Tuesday, June 14, 1864

Big Shanty, Georgia

Bad news from Memphis. I had sent General Sturgis to Memphis to take command of all the cavalry in that quarter, to go out toward Pontotoc, engage Forrest and defeat him. I learn that General Sturgis had himself been defeated on the 10th of June, and has been driven by Forrest back into Memphis in considerable confusion. I expected that Forrest will soon be raiding all our roads in Tennessee. I will order General AJ Smith to go out from Memphis with his division and renew the offensive, so as to keep Forrest off our roads.

Honorable EDWIN M. STANTON, Secretary of War:

I have just received the news of the defeat of our party sent our from Memphis, whose chief object was to hold Forrest there and keep him off our road. Of course it is to be deplored, but we must prepared for all contingencies. I have ordered A. J. Smith not to go Mobile, but to go out from Memphis and defeat Forrest at all cost. I know positively that all of Polk’s command is here from Mississippi, viz: Loring’s and French’s divisions and three brigades of cavalry, Ferguson’s, Ross’s, and Starke’s. Forrest has only his own cavalry, which has started for North Alabama, and the militia under Gholson. I cannot understand how he could defeat Strugis with 8,000 men. Our troops must assume the offensive from Memphis.

W. T. SHERMAN, Major-General

______________

SPECIAL FIELD ORDERS, 
HDQRS. MIL DIV. OF THE MISS., Numbers 25. 

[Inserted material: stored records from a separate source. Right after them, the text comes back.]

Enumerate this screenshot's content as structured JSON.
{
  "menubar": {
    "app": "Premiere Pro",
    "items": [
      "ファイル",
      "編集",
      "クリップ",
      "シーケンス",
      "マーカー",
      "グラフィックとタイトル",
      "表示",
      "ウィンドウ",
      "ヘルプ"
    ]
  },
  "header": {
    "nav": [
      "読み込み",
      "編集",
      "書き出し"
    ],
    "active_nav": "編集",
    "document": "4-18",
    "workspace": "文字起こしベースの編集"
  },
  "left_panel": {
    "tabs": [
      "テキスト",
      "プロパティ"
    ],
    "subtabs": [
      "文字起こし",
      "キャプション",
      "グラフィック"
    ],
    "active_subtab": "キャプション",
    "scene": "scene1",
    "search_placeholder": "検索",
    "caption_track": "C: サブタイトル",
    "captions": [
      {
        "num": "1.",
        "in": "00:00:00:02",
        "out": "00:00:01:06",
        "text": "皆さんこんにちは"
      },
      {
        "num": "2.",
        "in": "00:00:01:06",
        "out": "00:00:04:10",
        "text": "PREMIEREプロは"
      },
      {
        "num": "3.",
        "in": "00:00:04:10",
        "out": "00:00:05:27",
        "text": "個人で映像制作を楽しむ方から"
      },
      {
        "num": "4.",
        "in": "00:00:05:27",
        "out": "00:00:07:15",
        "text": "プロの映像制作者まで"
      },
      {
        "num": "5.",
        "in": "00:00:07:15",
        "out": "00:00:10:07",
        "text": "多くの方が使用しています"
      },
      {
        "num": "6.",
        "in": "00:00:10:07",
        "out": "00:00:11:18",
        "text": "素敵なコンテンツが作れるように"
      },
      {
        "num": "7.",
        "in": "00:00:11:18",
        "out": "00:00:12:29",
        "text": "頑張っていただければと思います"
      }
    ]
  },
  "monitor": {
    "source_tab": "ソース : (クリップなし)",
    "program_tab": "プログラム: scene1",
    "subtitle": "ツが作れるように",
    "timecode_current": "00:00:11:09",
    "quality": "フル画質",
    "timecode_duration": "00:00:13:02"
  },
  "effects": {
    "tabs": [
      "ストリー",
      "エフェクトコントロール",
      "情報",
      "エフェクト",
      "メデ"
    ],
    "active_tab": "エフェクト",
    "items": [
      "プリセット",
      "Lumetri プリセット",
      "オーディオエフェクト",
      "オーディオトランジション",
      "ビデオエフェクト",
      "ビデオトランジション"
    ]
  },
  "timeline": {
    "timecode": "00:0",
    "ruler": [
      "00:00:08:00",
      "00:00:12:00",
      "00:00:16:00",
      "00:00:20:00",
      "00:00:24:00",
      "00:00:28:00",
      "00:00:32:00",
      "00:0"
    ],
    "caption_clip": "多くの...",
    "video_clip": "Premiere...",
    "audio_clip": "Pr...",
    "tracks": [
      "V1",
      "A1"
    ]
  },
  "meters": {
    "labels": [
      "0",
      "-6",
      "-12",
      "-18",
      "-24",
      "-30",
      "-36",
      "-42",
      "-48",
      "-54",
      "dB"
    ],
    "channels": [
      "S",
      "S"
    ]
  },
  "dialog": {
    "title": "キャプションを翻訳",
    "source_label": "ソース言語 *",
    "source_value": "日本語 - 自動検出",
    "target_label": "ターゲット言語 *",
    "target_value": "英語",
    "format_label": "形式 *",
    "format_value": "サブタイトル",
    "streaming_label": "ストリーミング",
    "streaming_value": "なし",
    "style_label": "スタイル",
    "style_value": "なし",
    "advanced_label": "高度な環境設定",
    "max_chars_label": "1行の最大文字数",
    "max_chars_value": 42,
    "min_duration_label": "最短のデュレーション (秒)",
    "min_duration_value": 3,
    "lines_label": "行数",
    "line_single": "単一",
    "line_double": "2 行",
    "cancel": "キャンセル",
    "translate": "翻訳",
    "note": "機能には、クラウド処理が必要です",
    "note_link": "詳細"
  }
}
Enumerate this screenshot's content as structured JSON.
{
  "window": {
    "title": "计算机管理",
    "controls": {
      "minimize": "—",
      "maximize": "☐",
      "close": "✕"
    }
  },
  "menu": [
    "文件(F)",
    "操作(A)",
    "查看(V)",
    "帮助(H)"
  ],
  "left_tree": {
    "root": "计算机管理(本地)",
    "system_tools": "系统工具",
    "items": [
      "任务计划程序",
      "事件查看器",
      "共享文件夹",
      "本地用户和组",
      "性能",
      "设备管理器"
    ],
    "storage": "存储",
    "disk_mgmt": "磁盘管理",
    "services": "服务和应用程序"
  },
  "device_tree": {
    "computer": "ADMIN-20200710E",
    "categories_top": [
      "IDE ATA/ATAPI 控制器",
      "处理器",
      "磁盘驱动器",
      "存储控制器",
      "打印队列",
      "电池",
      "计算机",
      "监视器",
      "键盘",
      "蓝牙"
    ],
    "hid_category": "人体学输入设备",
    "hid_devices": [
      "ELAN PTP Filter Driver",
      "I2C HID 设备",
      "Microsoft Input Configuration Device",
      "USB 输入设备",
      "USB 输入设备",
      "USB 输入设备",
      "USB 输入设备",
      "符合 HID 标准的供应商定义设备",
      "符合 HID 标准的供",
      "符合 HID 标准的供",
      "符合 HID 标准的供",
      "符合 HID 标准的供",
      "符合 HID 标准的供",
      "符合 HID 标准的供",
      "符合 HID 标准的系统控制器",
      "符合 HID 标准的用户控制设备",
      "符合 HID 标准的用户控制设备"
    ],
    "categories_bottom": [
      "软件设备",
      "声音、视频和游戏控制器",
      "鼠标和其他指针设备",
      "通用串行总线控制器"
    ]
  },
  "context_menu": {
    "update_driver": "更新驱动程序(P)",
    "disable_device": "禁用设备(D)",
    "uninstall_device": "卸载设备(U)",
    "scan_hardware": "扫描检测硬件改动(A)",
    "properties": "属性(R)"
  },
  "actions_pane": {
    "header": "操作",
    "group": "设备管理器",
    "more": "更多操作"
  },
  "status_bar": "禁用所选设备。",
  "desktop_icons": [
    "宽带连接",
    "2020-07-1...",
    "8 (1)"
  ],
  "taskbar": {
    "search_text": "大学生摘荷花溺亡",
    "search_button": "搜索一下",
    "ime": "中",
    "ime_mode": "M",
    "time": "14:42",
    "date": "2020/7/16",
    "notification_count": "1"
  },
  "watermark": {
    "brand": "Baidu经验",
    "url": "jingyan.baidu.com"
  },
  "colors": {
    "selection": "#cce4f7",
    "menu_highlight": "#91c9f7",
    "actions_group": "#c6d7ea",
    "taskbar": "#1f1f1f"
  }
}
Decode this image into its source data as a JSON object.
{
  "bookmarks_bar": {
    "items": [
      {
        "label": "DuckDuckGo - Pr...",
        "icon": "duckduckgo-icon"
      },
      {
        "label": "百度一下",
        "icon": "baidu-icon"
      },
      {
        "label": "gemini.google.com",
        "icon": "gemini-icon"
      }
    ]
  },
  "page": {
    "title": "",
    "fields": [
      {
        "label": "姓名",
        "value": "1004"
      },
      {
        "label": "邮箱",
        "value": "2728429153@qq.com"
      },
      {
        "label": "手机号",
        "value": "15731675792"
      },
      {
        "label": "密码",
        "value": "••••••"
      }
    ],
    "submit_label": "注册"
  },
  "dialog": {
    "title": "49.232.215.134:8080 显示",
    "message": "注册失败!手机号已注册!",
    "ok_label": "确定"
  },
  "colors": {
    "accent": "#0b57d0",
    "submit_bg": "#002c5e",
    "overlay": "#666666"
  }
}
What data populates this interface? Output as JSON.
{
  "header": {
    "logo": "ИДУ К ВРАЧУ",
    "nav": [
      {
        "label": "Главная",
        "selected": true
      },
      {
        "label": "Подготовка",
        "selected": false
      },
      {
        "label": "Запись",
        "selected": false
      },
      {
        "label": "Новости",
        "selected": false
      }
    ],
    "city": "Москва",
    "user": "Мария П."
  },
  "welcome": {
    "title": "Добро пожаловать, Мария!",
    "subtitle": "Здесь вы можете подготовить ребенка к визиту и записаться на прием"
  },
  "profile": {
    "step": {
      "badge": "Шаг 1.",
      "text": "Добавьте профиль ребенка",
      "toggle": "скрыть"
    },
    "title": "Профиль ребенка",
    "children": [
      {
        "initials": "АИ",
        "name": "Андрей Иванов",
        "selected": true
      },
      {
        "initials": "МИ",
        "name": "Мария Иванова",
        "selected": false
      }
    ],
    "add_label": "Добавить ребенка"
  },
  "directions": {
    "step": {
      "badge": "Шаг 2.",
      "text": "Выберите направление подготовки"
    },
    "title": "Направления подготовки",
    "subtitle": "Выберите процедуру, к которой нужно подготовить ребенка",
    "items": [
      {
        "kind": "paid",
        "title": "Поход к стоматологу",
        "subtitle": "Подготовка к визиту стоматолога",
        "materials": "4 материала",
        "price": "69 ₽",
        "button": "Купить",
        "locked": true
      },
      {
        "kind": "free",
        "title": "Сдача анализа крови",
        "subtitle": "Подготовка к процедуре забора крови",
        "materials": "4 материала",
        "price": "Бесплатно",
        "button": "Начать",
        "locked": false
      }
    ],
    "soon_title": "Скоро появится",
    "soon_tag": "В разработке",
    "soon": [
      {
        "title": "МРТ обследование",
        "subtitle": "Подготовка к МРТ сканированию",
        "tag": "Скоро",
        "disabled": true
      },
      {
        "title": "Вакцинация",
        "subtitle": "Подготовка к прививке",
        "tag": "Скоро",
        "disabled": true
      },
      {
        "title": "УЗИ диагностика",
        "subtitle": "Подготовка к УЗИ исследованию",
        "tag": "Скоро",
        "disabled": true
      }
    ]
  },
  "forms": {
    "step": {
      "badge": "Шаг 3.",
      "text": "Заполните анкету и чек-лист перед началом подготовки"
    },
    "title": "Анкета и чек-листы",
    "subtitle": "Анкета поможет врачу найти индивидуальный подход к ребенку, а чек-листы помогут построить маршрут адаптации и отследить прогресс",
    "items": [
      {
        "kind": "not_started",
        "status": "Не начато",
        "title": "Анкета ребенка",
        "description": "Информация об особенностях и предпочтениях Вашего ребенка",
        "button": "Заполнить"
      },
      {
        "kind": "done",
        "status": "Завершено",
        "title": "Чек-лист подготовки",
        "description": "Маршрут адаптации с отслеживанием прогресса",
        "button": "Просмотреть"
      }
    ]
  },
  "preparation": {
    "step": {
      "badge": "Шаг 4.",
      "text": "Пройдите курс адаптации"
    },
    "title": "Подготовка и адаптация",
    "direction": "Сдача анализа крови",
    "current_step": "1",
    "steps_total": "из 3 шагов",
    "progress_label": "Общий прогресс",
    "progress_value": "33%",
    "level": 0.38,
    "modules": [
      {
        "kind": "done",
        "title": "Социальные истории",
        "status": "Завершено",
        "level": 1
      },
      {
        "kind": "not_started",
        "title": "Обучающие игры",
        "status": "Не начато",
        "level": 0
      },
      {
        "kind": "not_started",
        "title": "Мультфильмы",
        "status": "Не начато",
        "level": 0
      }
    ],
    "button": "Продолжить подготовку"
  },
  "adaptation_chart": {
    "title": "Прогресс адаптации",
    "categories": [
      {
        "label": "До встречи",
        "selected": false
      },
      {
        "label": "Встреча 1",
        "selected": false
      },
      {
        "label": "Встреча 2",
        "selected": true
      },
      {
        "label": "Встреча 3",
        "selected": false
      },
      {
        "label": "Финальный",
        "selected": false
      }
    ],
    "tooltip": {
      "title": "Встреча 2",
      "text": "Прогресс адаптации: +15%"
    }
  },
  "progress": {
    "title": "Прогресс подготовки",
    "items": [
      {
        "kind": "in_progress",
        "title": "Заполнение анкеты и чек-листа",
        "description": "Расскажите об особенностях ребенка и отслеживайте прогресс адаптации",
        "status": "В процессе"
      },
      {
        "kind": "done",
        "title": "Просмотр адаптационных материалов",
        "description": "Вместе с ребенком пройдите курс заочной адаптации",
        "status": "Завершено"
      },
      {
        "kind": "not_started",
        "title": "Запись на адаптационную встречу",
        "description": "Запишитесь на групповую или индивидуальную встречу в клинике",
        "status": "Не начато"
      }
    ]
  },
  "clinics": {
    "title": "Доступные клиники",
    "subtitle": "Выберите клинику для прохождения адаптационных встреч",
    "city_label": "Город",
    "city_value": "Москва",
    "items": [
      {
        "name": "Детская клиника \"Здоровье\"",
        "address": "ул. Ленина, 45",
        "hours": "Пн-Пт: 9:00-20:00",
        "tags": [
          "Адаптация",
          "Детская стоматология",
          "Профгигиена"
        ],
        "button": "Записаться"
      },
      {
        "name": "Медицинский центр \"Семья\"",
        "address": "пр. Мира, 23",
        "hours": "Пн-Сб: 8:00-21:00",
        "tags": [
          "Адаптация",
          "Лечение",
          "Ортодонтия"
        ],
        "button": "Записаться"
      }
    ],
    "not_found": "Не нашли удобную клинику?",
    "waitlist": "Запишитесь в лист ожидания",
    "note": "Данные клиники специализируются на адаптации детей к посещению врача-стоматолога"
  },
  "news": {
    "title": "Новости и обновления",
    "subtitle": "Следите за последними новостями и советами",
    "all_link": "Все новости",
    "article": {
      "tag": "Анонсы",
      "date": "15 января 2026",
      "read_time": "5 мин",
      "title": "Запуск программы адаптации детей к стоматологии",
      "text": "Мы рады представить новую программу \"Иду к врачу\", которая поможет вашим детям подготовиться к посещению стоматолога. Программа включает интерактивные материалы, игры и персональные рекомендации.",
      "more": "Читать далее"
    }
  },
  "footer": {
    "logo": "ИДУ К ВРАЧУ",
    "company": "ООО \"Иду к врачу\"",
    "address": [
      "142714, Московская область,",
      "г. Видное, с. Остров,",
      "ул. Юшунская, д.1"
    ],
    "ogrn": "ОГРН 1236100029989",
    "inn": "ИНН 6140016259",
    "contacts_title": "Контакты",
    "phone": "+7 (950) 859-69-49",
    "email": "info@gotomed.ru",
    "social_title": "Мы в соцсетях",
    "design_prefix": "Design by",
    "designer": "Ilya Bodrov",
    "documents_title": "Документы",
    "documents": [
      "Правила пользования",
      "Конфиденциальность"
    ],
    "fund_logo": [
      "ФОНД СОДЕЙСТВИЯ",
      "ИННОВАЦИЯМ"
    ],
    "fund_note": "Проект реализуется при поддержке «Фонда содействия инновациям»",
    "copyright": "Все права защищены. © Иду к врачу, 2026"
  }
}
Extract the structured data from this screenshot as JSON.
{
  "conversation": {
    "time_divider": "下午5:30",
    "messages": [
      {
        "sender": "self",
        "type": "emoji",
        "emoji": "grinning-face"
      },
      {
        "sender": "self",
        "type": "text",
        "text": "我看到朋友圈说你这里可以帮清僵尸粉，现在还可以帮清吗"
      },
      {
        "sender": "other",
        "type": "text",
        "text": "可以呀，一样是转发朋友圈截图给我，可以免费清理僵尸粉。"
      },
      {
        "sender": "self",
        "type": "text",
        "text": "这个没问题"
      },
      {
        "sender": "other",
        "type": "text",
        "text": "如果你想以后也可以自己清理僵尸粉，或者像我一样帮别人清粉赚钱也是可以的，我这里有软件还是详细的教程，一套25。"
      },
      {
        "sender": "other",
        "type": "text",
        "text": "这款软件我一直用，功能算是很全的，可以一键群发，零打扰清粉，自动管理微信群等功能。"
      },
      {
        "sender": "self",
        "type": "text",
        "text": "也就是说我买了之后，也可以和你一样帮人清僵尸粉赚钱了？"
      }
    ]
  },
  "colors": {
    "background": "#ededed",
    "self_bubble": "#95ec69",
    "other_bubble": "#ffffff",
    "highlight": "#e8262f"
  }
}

In the Field, Big Shanty, June 14, 1864

The movements to-morrow will be as follows:

I. During the early part of the day the batteries in position will maintain a pretty brisk fire on the enemy’s camps or groups of men and horses, especially at north base of Kenesaw, at Pine Hill, and on Schofield’s right. The cavalry of Generals McPherson will be active on our extreme left, and, if possible, effect a lodgment on the ridge between Brush and Kenesaw Mountains. The cavalry of General Thomas and Schofield will be active on our extreme right, toward and beyond Lost Mountain. General Stoneman will, if possible, about noon effect a lodgment on the Lost Mountain.

II. About noon General McPherson will, with infantry and artillery, make a demonstration from his left flank toward the enemy’s right, but will not assault his works; and General Schofield will make a similar strong demonstration at a point in front of General Cox’s division, south strong demonstration at a point in front of General Cox’s division, south of Pine Hill. Either of these of these may be converted into a real movement if the army commander can make a lodgment on any commanding ground to his present front.

III. About 2 p. m. General Thomas will move a strong well-appointed column of attack and break the enemy’s center at a point east of Pine Hill and west of Kenesaw, where in his judgment the changes of success are best. The object being to make a lodgment on the ridge commanding those hills from which the waters flow toward the Chattahoochee. All should be prepared to follows up the advantages if gaines, and the enemy show disorder. Time is important to us and we must make the best of it.